On the other hand, due to the history of Black People in America, there are so many of our men who have been marginalized. There are those in prison (this is by design) many more who are unemployed and poorly educated, and there are those who deal with their pain through alcohol and drugs. All these factors lead to a disproportionate number of absentee fathers. Our history of enslavement in this country was fraught with generations of families being torn asunder, spouses, parents, and children separated for life. This devastating dynamic has an impact on our communities has been blatantly minimized and dismissed. Yet, it is the cause of generational pain and suffering.
The heavy burden that a black man bears in a society that dares him to stand tall and be his great and authentic self is something that no one else can ever imagine. He lives with this gravity daily. He can be killed at any moment for breathing while Black.

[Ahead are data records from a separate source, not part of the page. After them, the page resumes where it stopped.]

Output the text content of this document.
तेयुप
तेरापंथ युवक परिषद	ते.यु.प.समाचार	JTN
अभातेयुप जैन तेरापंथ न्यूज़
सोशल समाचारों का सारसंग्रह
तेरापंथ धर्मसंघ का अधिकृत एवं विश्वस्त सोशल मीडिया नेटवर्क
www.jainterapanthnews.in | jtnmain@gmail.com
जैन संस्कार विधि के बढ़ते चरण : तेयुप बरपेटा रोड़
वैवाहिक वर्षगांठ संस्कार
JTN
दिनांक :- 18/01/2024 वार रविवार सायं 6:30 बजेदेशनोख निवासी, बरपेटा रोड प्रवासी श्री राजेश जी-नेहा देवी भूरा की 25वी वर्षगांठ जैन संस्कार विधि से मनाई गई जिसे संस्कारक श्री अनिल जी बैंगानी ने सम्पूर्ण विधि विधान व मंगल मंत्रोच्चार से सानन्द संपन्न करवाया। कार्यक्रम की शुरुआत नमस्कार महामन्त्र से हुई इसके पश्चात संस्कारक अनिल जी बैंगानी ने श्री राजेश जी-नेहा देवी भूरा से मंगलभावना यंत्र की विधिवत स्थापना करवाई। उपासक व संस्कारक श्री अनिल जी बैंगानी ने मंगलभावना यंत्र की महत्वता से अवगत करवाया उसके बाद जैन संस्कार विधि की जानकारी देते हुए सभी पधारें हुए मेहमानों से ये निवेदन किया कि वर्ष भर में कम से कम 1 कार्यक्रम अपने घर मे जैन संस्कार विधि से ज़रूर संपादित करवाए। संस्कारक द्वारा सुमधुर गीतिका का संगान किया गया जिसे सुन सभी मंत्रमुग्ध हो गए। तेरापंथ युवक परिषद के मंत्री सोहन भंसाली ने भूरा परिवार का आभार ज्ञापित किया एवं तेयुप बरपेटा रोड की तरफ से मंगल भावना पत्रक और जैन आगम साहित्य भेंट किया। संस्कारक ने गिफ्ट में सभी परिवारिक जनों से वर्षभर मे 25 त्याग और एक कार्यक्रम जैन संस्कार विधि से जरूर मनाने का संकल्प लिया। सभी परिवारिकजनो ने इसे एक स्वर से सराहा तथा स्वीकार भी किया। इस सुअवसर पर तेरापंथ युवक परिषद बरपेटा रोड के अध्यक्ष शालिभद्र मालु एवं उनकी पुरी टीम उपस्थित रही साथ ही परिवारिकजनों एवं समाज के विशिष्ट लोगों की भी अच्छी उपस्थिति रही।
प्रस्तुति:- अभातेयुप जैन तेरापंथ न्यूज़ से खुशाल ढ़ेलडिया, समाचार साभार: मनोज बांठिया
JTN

Black men are vilified and made to be scary heathens in this culture. Even stable and successful black men in corporate American can tell you of the many slights, micro and macro aggressions experienced daily in the workplace, and the tightrope they must consistently walk to maintain the summit they’ve reached.
Many Black men who are suffering have not been raised by a father who is present in body and mind, who is loving and inspiring; therefore they no frame of reference for how to offer this to their offspring. Don’t get me wrong; there are those who haven’t had fathers who have made it their mission in life to be exceptional fathers.
In the meantime, many adults who carry within themselves deep sorrow that manifests as anger with their absent fathers. Sometimes the father was present but abusive, in most cases because he too was abused. This abused also has its roots in the brutality of slavery. We must get to a place of true understanding and forgiveness. Instead of forgiveness, there is shame and blame. This anger often doesn’t diminish even when the father is no longer living. This anger follows the father to his grave and beyond.
I have walked the road to understanding and forgiveness and while it’s not an easy journey, getting to the other side is beyond rewarding. On this upcoming Father’s Day, I am praying for more forgiveness, more love, and understanding for Black Fathers.
Some techniques for healing this pain is to talk about it, write about, seek professional counseling, commit to dealing with what you are feeling, what you may have pushed down and tucked away in a place that eating away at you. Prayer, meditation, and affirmations can help to release old wounds. You must want to reach a place of healing. It will more than likely not occur of its own accord. You must diligently seek it.
In the meantime, to all those great Dads out there, we sincerely appreciate you. You helped me to heal my heart. Many Thanks to my father who eventually came back around and made it his business to connect with my siblings and me and generously blessed us upon his death as he had long promised.